5. In the absence of regulations structuring the administrative law judge’s discretion when evaluating vocational factors, administrative law judges should take official notice at the hearing of vocational facts that can be established by widely recognized documentary sources or on the basis of agency experience.

6. When vocational experts are called as witnesses they should be examined in detail concerning: (a) The claimant’s job-related skills; (b) the specific jobs that exist for persons with the claimant’s skills and functional limitations; and (c) the number and regional location of jobs that the claimant can perform.

7. Claimants should not be asked to waive their rights to see evidence developed after the hearing.

8. Congressional inquiries should be processed by Bureau of Hearings and Appeals offices in a manner that will avoid any suggestion of preferential treatment of claimants either in the scheduling or outcome of hearings.

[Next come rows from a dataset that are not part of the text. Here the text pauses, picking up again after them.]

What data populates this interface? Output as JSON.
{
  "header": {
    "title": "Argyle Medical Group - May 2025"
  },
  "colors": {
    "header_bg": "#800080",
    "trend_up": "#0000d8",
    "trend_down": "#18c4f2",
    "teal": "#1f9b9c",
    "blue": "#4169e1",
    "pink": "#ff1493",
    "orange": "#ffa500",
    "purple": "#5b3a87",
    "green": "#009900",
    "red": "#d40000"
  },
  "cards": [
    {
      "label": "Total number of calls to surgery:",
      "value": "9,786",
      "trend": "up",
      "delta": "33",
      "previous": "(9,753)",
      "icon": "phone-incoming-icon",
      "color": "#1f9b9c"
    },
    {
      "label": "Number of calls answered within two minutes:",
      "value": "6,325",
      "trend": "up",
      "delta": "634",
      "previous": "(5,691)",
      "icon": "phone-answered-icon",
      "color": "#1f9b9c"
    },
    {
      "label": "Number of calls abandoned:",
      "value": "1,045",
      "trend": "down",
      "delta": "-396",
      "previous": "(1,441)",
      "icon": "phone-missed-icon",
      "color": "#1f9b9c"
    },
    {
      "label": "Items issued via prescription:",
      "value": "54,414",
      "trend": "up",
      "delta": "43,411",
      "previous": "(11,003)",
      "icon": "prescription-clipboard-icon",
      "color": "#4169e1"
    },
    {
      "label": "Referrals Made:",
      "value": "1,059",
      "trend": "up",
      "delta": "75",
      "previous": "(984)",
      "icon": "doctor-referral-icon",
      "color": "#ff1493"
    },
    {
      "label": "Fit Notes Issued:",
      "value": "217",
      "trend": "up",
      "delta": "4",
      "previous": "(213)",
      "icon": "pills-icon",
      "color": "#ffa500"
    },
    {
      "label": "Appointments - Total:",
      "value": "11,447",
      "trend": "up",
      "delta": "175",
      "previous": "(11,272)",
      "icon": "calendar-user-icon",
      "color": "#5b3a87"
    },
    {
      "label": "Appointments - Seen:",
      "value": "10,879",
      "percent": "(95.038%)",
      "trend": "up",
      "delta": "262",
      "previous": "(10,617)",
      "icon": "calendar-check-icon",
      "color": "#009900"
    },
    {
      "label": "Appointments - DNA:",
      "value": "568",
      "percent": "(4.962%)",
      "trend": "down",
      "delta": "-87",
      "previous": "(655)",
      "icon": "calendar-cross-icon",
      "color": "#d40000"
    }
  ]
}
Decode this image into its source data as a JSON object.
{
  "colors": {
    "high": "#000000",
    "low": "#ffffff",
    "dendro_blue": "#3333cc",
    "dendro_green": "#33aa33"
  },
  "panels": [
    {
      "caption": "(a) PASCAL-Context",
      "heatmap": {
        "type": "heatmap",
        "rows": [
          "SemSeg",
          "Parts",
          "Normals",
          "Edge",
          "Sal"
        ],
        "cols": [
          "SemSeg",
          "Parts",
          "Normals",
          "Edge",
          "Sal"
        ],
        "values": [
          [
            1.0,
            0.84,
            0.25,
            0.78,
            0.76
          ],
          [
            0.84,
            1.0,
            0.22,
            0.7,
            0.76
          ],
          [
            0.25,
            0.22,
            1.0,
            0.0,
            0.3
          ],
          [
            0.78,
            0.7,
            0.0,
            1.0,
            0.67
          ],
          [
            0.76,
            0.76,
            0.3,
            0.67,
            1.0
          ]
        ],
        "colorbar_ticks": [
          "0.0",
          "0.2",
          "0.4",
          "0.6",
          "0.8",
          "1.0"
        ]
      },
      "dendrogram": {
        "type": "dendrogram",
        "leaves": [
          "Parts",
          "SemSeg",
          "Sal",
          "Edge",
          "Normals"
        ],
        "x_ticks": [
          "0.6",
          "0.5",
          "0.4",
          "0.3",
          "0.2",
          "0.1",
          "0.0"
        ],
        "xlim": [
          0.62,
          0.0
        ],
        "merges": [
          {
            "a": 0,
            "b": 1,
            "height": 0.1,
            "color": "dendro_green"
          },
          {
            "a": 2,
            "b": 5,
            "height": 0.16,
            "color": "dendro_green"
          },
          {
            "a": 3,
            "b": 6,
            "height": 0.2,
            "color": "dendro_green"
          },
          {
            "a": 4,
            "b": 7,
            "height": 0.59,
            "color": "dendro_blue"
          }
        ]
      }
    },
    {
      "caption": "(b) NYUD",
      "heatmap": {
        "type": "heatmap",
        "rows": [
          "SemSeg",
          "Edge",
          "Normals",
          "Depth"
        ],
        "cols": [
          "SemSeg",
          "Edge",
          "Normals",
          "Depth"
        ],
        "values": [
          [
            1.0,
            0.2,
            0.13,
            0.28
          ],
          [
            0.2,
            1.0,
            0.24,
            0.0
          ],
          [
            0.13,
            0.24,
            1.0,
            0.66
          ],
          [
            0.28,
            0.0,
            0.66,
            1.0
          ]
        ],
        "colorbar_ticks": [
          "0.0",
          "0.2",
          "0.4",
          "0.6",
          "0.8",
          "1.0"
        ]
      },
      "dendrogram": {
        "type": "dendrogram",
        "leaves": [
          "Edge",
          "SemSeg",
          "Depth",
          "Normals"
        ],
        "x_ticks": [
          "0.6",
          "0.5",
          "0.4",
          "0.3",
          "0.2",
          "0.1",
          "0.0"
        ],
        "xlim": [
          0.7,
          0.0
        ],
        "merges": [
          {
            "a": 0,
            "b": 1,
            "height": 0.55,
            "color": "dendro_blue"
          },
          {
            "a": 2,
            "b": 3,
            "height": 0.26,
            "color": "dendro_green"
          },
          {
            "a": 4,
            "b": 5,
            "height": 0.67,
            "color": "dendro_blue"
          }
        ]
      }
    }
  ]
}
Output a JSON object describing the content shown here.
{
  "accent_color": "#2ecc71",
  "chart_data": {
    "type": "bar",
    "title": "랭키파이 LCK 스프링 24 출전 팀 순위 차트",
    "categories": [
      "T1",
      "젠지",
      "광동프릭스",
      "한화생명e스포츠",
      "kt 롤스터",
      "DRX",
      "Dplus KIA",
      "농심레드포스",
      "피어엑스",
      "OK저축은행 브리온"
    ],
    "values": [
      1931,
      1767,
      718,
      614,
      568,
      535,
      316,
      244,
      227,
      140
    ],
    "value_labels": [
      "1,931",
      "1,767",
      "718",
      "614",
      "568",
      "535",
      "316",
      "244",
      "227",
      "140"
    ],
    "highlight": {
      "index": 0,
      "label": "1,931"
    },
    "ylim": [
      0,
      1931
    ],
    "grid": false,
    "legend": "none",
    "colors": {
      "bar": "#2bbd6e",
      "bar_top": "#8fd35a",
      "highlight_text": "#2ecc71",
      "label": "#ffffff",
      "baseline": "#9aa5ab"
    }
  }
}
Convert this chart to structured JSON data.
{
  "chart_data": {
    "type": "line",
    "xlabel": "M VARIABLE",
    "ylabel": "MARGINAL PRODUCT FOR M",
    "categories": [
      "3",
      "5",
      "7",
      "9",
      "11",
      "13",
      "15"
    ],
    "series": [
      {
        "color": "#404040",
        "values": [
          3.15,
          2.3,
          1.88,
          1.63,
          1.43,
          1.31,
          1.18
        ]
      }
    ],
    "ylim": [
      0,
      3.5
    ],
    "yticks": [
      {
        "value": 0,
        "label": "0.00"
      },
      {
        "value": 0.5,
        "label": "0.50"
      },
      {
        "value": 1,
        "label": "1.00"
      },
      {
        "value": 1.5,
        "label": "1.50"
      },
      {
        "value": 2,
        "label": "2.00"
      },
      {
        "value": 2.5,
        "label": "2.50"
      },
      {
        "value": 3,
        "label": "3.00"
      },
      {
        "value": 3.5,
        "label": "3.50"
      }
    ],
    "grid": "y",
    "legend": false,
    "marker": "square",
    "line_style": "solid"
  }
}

C. Monitoring, Management, and Control of the Hearing Process

1. The Appeals Council should exercise review on the basis of the evidence established in the record before the administrative law judge. If a claimant wishes to offer new evidence after the hearing record has been closed, petition should be made to the administrative law judge to reopen the record. Where new evidence is offered when an appeal is pending in the Appeals Council, the Appeals Council should make that evidence a part of the record for purposes of the appeal only if a refusal to do so would result in substantial injustice or unreasonable delay.

2. The Social Security Administration should devote more attention to the development and dissemination of precedent materials. These actions include: (a) Regulatory codification of settled or established policies; (b) reasoned acquiescence or non-acquiescence in judicial decisions; (c) publication of fact-based precedent decisions; (d) periodic conferences of administrative law judges for discussion of new legal developments or recurrent problems.

3. The Bureau of Hearings and Appeals should continue an aggressive quality assurance program to identify errors, determine their causes and prevent their recurrence.

D. Judicial Review

When seeking a “Secretary-initiated” remand, pursuant to section 205 of the Social Security Act, the Secretary should state the reasons for each request.

E. Representation

1. Bureau of Hearings and Appeals offices should fully inform claimants prior to the hearing of the availability of counsel and lay representation and of the means by which they may obtain counsel or representation in their local area on a fee or no-fee basis.

2. The Bureau of Hearings and Appeals should assist and cooperate with appropriate organizations in the development of training programs for attorneys and lay representatives.